Speaking to the Local Democracy Reporting Service on Friday, Cllr Peter Read of the council’s WNP group said they would be pressing to increase the premium.
“The fact is that there are so many people in Gwynedd that can’t afford one house, let alone two, and its only right that second home owners should be paying the maximum currently permitted by the Welsh Government.”
But the report confirms that between April 2014 and October 2020, a total of 1,967 Gwynedd properties have successfully transferred from the council tax list to non-domestic rates by being classified by the Valuation Office Agency as self-catering accommodation.
In 2019 it was noted that Gwynedd Council was missing out on £2m a year in potential revenue as a result of such transfers.
Since April alone 280 transfers have been made, which the report suggests is linked with ensuring eligibility for the recent Covid-19 business grants worth £10,000 each.
The council leader, Cllr Dyfrig Siencyn, has described the “legal loophole” as allowing many to “take advantage of the situation and prevent local authorities from using a key source of funding.”
As recently as last month, meanwhile, a full meeting backed a motion calling for stricter measures, including making it compulsory for planning permission to be in place before anyone can turn a house into a holiday home.
“The council’s members and officers continue to await proposals by Welsh Government, and the unrelenting continuation of the transfer has been recorded on the Council’s corporate risk register,” concludes the report.
“We aim to ensure a meeting with the Minister to put pressure on the Government to change legislation relating to holiday homes, and to run a wider campaign to promote that.”

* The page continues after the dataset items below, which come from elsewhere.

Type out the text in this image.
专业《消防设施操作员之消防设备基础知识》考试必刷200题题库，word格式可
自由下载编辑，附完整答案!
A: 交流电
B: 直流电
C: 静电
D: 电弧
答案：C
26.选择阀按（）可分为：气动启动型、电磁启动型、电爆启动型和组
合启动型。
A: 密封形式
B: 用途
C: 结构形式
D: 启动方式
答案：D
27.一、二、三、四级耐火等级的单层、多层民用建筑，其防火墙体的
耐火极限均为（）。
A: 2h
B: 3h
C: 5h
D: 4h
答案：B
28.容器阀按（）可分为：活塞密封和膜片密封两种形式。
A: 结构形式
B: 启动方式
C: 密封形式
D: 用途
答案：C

A Welsh Government spokesman said that they recognised the challenges second homes present to the affordability and availability of housing in some communities in Wales.
But he added that the law makes a “clear distinction” between properties used as second homes and those used as self-catering accommodation.
“Second homes are liable for council tax, including council tax premiums in those local authorities which have used their discretionary powers to apply premiums,” he said.
“Properties which meet the letting criteria for self-catering accommodation are listed for non-domestic rates and treated in the same way as other businesses for local tax purposes.
“We have invited local authorities to provide information on any cases where they believe properties have been incorrectly listed.”